Writing between 1997 and 2002 about emerging or recently established artists, Francesco Bonami imagined an ironic dialogue between these “children” and their “perfect parents,” namely the protagonists of Arte Povera and the Transavanguardia, who had dominated the Italian and international art scene in previous decades. This fictional exchange unfolded under the sign of a telling rhetorical question: “Mom, who was Aldo Moro?”

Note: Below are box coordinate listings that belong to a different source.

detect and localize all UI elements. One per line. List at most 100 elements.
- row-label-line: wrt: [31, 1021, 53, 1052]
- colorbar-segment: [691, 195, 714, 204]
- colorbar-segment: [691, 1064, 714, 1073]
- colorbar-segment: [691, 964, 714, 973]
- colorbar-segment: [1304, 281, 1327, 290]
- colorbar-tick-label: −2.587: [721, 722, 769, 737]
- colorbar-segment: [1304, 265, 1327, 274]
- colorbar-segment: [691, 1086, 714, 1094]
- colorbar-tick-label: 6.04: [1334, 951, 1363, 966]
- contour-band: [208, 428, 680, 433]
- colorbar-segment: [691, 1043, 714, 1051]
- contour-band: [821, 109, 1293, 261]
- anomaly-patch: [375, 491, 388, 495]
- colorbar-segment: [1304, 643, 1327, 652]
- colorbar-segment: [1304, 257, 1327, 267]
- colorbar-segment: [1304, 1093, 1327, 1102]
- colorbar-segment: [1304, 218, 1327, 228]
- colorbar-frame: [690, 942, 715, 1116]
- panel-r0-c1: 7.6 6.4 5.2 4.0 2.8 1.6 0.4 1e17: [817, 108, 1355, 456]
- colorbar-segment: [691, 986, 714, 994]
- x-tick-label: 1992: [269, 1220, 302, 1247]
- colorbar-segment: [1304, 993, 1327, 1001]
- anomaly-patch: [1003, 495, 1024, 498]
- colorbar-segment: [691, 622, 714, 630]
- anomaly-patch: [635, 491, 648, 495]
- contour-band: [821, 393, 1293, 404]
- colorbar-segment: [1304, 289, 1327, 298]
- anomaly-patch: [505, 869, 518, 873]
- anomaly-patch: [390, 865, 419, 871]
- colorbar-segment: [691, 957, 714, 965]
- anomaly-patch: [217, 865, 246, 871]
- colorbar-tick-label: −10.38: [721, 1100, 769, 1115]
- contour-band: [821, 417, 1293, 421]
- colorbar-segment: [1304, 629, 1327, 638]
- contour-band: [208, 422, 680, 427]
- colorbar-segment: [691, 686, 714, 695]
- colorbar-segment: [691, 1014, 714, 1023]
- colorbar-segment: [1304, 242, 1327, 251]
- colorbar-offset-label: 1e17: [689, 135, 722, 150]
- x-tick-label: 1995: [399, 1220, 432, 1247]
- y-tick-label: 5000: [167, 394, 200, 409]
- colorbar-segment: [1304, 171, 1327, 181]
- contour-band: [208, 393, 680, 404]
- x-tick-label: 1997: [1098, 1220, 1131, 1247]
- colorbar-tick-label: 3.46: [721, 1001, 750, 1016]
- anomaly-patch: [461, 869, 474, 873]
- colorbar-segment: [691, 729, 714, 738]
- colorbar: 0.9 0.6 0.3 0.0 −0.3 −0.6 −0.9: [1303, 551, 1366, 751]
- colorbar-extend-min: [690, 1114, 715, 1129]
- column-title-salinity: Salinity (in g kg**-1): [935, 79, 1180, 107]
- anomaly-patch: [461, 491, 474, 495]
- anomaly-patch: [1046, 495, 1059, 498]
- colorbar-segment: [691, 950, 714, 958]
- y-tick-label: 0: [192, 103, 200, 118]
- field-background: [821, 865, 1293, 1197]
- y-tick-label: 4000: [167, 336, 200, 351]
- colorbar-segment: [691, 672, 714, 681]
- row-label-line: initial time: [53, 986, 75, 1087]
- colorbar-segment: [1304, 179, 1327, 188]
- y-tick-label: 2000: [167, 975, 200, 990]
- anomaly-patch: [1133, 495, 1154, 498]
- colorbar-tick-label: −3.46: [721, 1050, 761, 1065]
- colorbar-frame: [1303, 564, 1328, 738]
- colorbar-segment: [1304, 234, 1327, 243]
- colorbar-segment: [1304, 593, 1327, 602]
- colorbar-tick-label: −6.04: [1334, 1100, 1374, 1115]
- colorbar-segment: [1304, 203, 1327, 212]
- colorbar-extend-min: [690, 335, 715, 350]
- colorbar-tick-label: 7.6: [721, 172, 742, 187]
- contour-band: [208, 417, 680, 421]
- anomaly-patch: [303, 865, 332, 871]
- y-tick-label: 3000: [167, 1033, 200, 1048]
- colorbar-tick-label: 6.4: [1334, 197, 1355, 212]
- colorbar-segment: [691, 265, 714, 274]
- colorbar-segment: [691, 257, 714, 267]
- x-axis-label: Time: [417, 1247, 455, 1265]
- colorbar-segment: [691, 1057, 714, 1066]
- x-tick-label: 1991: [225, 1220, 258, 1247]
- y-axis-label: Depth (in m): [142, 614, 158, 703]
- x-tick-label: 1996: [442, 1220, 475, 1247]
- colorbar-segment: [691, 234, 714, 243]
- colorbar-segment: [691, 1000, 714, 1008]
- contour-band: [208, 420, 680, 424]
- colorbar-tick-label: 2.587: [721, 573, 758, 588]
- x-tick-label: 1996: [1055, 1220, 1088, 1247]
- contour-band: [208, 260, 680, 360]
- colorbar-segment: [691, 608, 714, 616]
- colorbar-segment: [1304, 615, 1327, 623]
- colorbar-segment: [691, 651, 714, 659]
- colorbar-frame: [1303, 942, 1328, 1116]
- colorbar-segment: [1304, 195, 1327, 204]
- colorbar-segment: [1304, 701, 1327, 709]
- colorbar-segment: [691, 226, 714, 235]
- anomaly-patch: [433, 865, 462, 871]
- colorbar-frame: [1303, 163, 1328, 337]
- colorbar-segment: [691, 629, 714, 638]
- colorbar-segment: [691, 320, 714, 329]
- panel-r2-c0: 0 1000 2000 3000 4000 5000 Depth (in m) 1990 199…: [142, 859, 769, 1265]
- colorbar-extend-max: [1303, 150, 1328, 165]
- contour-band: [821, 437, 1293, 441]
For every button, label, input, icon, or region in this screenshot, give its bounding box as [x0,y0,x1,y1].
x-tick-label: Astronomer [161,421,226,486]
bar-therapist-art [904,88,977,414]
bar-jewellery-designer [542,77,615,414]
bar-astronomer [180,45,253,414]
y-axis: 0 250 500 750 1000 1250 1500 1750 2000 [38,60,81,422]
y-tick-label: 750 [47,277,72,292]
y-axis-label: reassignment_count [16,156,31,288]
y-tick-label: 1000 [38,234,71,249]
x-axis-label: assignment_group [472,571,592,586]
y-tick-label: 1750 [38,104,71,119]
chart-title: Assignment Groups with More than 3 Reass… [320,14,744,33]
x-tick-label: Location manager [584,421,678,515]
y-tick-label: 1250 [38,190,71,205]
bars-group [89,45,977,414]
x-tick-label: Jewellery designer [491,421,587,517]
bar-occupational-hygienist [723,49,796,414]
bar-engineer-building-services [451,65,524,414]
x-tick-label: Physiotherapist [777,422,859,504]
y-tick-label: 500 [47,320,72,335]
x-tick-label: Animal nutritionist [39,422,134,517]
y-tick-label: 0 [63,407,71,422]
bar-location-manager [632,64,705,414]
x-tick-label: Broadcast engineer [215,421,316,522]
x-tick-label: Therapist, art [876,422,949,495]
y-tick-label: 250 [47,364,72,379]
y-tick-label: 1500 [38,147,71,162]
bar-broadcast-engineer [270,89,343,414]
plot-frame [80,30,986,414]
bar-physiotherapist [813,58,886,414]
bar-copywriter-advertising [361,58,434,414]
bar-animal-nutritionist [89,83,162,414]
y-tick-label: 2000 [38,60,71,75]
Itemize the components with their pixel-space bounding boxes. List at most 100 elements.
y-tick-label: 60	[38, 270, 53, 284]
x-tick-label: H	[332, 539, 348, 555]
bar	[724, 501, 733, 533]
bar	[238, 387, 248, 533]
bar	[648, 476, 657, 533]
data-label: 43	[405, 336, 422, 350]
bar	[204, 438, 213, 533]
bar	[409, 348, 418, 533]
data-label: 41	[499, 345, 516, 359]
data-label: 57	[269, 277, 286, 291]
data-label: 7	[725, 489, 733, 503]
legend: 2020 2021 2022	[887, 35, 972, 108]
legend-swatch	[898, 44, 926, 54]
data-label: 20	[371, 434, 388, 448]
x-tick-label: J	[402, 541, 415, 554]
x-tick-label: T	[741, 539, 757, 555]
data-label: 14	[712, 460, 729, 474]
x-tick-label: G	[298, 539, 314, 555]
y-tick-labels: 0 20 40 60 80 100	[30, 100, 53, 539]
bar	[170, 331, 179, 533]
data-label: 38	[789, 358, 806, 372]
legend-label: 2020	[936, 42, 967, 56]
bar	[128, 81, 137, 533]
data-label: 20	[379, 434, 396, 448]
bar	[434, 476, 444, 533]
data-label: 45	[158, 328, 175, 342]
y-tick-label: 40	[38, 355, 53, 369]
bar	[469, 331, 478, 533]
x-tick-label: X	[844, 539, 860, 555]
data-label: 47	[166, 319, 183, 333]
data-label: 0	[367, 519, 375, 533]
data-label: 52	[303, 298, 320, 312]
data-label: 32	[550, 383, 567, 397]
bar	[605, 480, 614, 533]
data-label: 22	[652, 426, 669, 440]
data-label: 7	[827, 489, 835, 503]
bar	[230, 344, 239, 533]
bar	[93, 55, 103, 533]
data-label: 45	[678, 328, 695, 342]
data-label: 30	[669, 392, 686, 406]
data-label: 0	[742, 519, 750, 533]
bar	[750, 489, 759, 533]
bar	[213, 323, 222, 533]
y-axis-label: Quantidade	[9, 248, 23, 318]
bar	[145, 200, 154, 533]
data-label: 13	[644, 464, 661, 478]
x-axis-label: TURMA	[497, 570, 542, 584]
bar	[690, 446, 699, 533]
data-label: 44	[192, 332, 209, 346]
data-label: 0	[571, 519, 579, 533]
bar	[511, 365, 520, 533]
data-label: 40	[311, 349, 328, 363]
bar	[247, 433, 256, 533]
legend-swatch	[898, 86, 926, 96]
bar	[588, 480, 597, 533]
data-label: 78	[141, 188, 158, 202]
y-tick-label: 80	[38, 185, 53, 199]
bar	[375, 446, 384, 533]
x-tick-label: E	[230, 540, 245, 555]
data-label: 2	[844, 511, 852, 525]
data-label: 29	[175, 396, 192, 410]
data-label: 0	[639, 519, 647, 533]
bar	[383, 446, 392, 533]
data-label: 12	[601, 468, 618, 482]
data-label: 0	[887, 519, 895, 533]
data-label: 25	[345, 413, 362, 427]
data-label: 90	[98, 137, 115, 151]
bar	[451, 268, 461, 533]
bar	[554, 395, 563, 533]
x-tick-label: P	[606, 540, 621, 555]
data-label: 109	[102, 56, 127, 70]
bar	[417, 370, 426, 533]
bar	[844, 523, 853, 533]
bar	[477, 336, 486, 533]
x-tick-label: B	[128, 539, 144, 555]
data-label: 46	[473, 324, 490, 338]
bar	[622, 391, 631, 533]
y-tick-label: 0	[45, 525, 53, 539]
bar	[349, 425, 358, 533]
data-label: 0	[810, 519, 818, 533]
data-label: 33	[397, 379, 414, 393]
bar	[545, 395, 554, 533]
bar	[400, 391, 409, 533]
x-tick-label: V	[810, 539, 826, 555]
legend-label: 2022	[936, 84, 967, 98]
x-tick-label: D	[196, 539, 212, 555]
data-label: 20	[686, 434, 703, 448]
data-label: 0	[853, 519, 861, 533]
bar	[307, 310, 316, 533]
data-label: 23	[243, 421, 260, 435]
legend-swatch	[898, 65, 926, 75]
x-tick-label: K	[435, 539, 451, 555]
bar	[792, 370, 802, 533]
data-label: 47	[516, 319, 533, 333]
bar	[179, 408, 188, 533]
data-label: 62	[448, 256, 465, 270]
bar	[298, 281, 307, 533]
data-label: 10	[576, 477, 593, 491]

The 1970s had been marked by overt—and at times overbearing—artistic militancy; the following decade, by contrast, seemed to avoid overly intense political and social battles, favoring a retreat toward less committed positions, in some cases accused of revisionism. From these premises, through unsystematic and often individual paths, the generation of artists of the 1990s took shape, caught between the burden of these unfulfilled “inheritances” and a flow of events of considerable historical and political significance: the fall of the Berlin Wall and the dissolution of the former Soviet Union; Italy’s transition from the First to the Second Republic, with its many associated scandals; international conflicts and migration flows—events that unfolded throughout the decade within an increasingly “connected,” globalized, and thus stratified world; the G8 summit in Genoa and the attacks on the Twin Towers in New York, irreparable and violent “breaking points” of the then-new millennium, witnessed in real time through images rapidly disseminated by the media.
Pivotal events and the speed of information—between spectacle and instrumentalization; new media and technologies; the restless geographic expansion of the art world; attention to “margins” and peripheries—are just some of the themes that emerge when retracing the stages and intersections of the relationship between art and politics during this decade. Through ironic strategies and the resurfacing of past symbols to be “dissected,” through documentation and interrogation of the present, reflections and new dissident impulses, this lecture will attempt to map out works and exhibitions, debates and significant contributions, in order to bring renewed attention to the dialectics of this relationship—a complex and, in some ways, elusive one, whose tensions remain alive and unresolved today.